Juan Salvador Gaviota, un libro hermoso; Gaviota, la protagonista de una telenovela; la gaviota de los mares, de los poetas, de las canciones etc. Yo amaba las gaviotas por su connotación poética y marina, ya no, o ya no tanto, pues aún no asimilo una escena que presencié a una sola cuadra del Vaticano, muy cerca de la Basílica de San Pedro en Roma.
En Barcelona las había contemplado con ensoñación turística. Había seguido el curso dilatado y sereno de sus vuelos bajos o altos, la belleza de su plumaje, y la cercanía con los seres humanos. De hecho casi puedes rozarlas. Había contemplado sus ojos que remedan el poderío y la imponencia de las águilas. En Roma perdieron, desde mi perspectiva extranjera, el brillo, la majestuosidad, esa elegancia de aves destinadas a las alturas y a los vuelos acrobáticos, a los descensos milimétricos para cazar los peces que emergen de las aguas o que se hallan a escasa profundidad.
Pero en Roma y en otras ciudades costeras solo se distinguen de nuestros gallinazos por su color y belleza, pues son igual de carroñeras y se rebuscan entre las canecas de basura los desperdicios que abandonan los seres humanos. Me encontraba, como dije, solo a una cuadra del Vaticano, consumiendo en plena acera un plato de espaguetis a la italiana, cuando ¡zas!, una gaviota, de las que yo creía inofensivas, poéticas, y las que asociaba con lo bello y la poesía, ante mis ojos, delante de muchos testigos desciende en plena avenida y degüella a una paloma y luego la destripa.
A partir de ese momento caí en las nobles garras de la compasión. No me faltó sino llorar. En cambio, algunos turistas se reían y lo tomaban a chiste, filmaban la escena o tomaban fotografías. He sido amigo de las palomas. Durante cuatro años las alimenté en las calles de Medellín, durante un periodo de depresión y extravío mental en que una de mis pocas alegrías consistía en arrojarles cada mañana 5 kilos de maíz. Varias veces me he ganado insultos por alimentarlas. Por ejemplo, recuerdo una escena en pleno Parque de Santelmo en la ciudad de Buenos Aires. Algunas palomas hambrientas se atrevían a robarles el pan a los comensales de un restaurante al aire libre. Aquella tarde yo mismo estaba tomando el algo en ese lugar. Reuní no sé cuántas bolsas de panes y se los piqué a las palomas. Un hombre de rostro avinagrado va y me dice: "Che, boludo, pará, pará la joda, qué haces, no alimentés las ratas del aire". Estuve a punto de irme a los puños con el sujeto.

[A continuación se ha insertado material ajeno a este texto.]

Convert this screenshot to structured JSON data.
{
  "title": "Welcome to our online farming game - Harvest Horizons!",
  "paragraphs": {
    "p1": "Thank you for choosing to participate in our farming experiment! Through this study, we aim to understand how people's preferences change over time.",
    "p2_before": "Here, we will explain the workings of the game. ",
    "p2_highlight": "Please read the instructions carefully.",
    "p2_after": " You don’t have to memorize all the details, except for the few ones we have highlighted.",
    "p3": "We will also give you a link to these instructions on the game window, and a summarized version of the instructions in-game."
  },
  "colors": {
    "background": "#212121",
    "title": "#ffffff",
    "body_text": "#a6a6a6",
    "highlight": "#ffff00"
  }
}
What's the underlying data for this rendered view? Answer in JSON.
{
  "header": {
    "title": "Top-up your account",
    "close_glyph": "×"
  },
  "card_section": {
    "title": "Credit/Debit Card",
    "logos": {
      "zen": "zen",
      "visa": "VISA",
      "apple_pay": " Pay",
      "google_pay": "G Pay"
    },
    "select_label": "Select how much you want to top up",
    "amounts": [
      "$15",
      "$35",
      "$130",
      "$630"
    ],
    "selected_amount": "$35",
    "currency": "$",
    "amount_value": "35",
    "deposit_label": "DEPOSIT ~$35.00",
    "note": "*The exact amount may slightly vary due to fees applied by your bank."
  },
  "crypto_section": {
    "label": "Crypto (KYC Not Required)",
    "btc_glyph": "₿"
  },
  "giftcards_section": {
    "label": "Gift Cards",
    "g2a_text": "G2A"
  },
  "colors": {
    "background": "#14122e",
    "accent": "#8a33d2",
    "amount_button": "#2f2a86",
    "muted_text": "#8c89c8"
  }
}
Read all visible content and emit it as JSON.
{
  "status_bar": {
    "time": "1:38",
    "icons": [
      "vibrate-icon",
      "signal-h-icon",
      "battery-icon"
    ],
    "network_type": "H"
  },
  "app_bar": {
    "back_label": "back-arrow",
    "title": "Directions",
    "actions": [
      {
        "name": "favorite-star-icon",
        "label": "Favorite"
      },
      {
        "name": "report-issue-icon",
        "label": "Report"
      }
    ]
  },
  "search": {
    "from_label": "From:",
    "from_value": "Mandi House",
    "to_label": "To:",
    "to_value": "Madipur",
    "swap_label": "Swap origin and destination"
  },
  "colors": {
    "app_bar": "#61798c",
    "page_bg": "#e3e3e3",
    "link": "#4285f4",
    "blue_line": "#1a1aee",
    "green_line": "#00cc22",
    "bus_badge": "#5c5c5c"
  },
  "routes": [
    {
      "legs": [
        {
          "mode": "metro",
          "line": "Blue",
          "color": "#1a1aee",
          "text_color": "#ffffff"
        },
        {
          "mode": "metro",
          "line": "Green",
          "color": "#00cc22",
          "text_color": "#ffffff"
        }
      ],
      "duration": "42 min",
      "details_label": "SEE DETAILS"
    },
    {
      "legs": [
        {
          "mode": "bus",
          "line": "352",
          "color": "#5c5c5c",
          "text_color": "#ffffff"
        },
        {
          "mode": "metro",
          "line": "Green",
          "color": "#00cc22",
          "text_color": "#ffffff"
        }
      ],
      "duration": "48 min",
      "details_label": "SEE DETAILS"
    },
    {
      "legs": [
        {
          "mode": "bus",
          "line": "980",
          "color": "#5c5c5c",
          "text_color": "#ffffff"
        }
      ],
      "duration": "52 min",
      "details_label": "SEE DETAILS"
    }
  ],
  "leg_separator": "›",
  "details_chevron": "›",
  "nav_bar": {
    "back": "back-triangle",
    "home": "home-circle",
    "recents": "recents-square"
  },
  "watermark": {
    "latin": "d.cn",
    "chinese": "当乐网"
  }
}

Se volvió una moda en varios países llamarlas las ratas del aire, pero yo las amo. Sé que para muchos estos es sensiblería, pero me conmovió la escena de la gaviota asesina y la paloma en Roma. Las gaviotas prefieren cazar palomas a buscar peces en el mar Mediterráneo que se encuentra a unos cuantos kilómetros de allí. No hay maldad en las gaviotas, ciertamente, es la cadena alimenticia. Pero así es la naturaleza, cruel, teniendo en cuenta que lo más violento, sanguinario, primario y salvaje lo hallamos en las entrañas del mal llamado ser humano. Para alcanzar la verdadera humanidad hay que hacer un largo recorrido: somos una especie carnicera, agresiva, destructora. El hombre es el rey de los depredadores y está poniendo en riesgo a miles de especies animales y vegetales en su afán y locura consumista. A propósito, la gaviota romana que alteró mi sensibilidad es un serafín al lado de muchos colombianos, violentos y asesinos, que degüellan a cada instante la paloma de la paz.